Hailing from Minneapolis, and hitching along with Jesus Lizard, Butthole Surfers, Killdozer and the like, Cows were an integral part of the great outburst of hectic noise punkers that came into existence and vague prominence in the US in the late 80’s. Never quite managing to crack through the underground circuit, even as Cobain started name-checking their peers as points of influence, the band stayed largely unseen, though in retrospect, their legacy was all the better for it.
Taint Pluribus Taint Unum, Cows’ 1987 debut was released through Treehouse Records, an offshoot of Oar Folk, a Minneapolis record store that in the 70’s became a hub for local punk kids, financing and promoting the budding careers of youngsters who would go on to form Husker Du and the Replacements. By the time of their sophomore effort, they had joined the rest of their erratic chums on Amphetamine Reptile Records, an imprint that would go on to champion Helmet, Jawbox, Lubricated Goat and God Bullies.

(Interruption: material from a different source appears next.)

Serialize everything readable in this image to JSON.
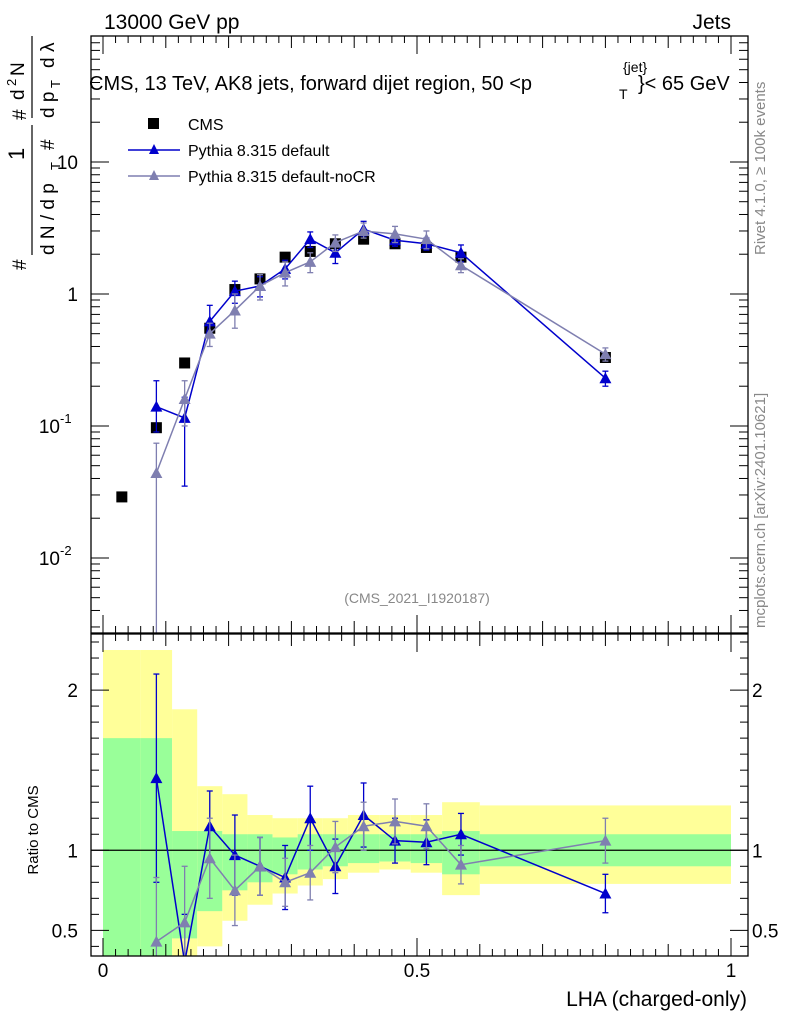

Unflinchingly loud, with tongues planted firmly in cheek, Cows were an apt embodiment of the restlessness and seething anger coursing through underprivileged Midwest kids as the country started entering Reaganomics full-on. Though not overtly political, Cows’ aesthetic sets mirrored the era’s more ideological bands.
Taint Pluribus Taint Unum is a buzzing cluster of combustible drums, filthy, spastic guitars that shake with electric reflux, and an insolently fresh trumpet to boot.
Early hardcore and the sheer volatility of no-wave all get nods here on short, head-rush cuts like “Plasma Pond” and “Mother (I Love that Bitch).” Closer “Weird Kitchen” even dabbles in stoner blues. But the heart and soul of Cows lay in traditional punk; relentless forward momentum and snotty screams. Songs come in two-and-a-half minute salvos, then peter out in time for the next round, before your ears have a chance to pop.
Today, Cows occupy a crowded and savage canon of unsung bands that people usually come around to discovering as they work back through old tour-mate rosters of Melvins and Mudhoney. After splitting up in ’98, a few members of the band would reform as the Heroine Sheiks, gaining a slightly softer edge and literary themes that at times bordered on convoluted. To those willing to plunge back into the darker, cobwebbed corners of the 90’s however, Cows’ tradition survives in all its primal viscera.